El niño necesita alguien que lo siga defendiendo en esa instancia, o sea que las funciones de vigilador y asistente no pueden estar juntas, so pena de enviarle mensajes contradictorios y de estimularle la explicable hipocresía de supervivencia. Digo explicable y no condenable, porque cualquiera de nosotros en esa circunstancia también apelaría a ella.

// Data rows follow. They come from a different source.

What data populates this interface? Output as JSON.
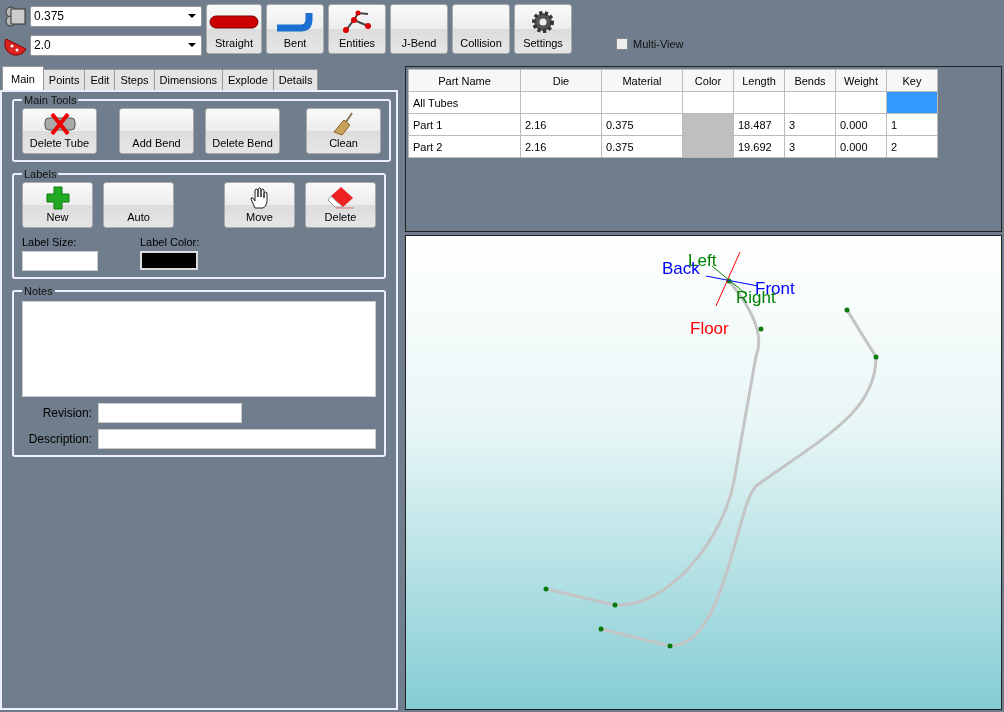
{
  "toolbar": {
    "diameter": "0.375",
    "radius": "2.0",
    "buttons": [
      {
        "label": "Straight",
        "kind": "straight"
      },
      {
        "label": "Bent",
        "kind": "bent"
      },
      {
        "label": "Entities",
        "kind": "entities"
      },
      {
        "label": "J-Bend",
        "kind": "none"
      },
      {
        "label": "Collision",
        "kind": "none"
      },
      {
        "label": "Settings",
        "kind": "settings"
      }
    ],
    "multi_view": {
      "label": "Multi-View",
      "checked": false
    }
  },
  "tabs": [
    {
      "label": "Main",
      "selected": true
    },
    {
      "label": "Points",
      "selected": false
    },
    {
      "label": "Edit",
      "selected": false
    },
    {
      "label": "Steps",
      "selected": false
    },
    {
      "label": "Dimensions",
      "selected": false
    },
    {
      "label": "Explode",
      "selected": false
    },
    {
      "label": "Details",
      "selected": false
    }
  ],
  "main_tools": {
    "title": "Main Tools",
    "buttons": [
      {
        "label": "Delete Tube",
        "kind": "delete-tube"
      },
      {
        "label": "Add Bend",
        "kind": "none"
      },
      {
        "label": "Delete Bend",
        "kind": "none"
      },
      {
        "label": "Clean",
        "kind": "broom"
      }
    ]
  },
  "labels": {
    "title": "Labels",
    "buttons": [
      {
        "label": "New",
        "kind": "plus"
      },
      {
        "label": "Auto",
        "kind": "none"
      },
      {
        "label": "Move",
        "kind": "hand"
      },
      {
        "label": "Delete",
        "kind": "eraser"
      }
    ],
    "size_label": "Label Size:",
    "color_label": "Label Color:"
  },
  "notes": {
    "title": "Notes",
    "revision_label": "Revision:",
    "description_label": "Description:"
  },
  "table": {
    "columns": [
      "Part Name",
      "Die",
      "Material",
      "Color",
      "Length",
      "Bends",
      "Weight",
      "Key"
    ],
    "rows": [
      {
        "name": "All Tubes",
        "die": "",
        "material": "",
        "length": "",
        "bends": "",
        "weight": "",
        "key": "",
        "selected": true
      },
      {
        "name": "Part 1",
        "die": "2.16",
        "material": "0.375",
        "color": "#c0c0c0",
        "length": "18.487",
        "bends": "3",
        "weight": "0.000",
        "key": "1",
        "selected": false
      },
      {
        "name": "Part 2",
        "die": "2.16",
        "material": "0.375",
        "color": "#c0c0c0",
        "length": "19.692",
        "bends": "3",
        "weight": "0.000",
        "key": "2",
        "selected": false
      }
    ]
  },
  "viewport": {
    "axis_labels": [
      {
        "text": "Left",
        "color": "#008000"
      },
      {
        "text": "Back",
        "color": "#0000ff"
      },
      {
        "text": "Front",
        "color": "#0000ff"
      },
      {
        "text": "Right",
        "color": "#008000"
      },
      {
        "text": "Floor",
        "color": "#ff0000"
      }
    ]
  }
}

La pretensión de alcanzar la consciencia de responsabilidad en el adolescente no importa en modo alguno negar el marco socialmente negativo. No todos los niños pobres entran en conflicto penal, sino sólo los que tienen condicionamientos que los hacen más vulnerables a las trampas que les tiende el poder punitivo y a veces la corrupción policial. De allí que sea necesaria a su respecto una clínica de la vulnerabilidad especializada, que les permita transitar por la vida sin ceder al canto de Tánatos que tiende a convertirlos en adultos carne de cárcel.

En momentos en aparecen los rostros más patibularios en los medios y en la política, debemos estar alertas para comprender que no pretenden discutir finezas ni buscan resolver la acción más adecuada ante los pocos niños de la franja entre catorce y diez y seis años que cometen hechos de sangre y que no pasan mucho de un par de decenas por año en todo el país, sino canalizar indiscriminadamente toda la venganza contra los niños de nuestros barrios precarios, convertirlos a todos, infractores y no infractores, en una ellos enemigo de la sociedad.

Pocas veces el deterioro de la política ha llegado a niveles tan bajos, a recurrir a la movilización de la venganza contra los más vulnerables. Sólo se comprende semejante decadencia moral si se observa que en buena medida la movilizan los mismos sectores que han sido responsables de la degradación de las condiciones sociales. Creo que quienes operan de esa manera no han alcanzado el nivel de consciencia de responsabilidad que tratamos de procurar en los niños judicializados.

Podría seguir expresando más reflexiones acerca de lo que me sugiere la lectura del libro, pero creo que lo importante es el libro y no el prólogo. Estas palabras no tienen más objeto que felicitar al autor y recomendar la lectura del libro, para abrir un debate amplio y lo menos irracional posible.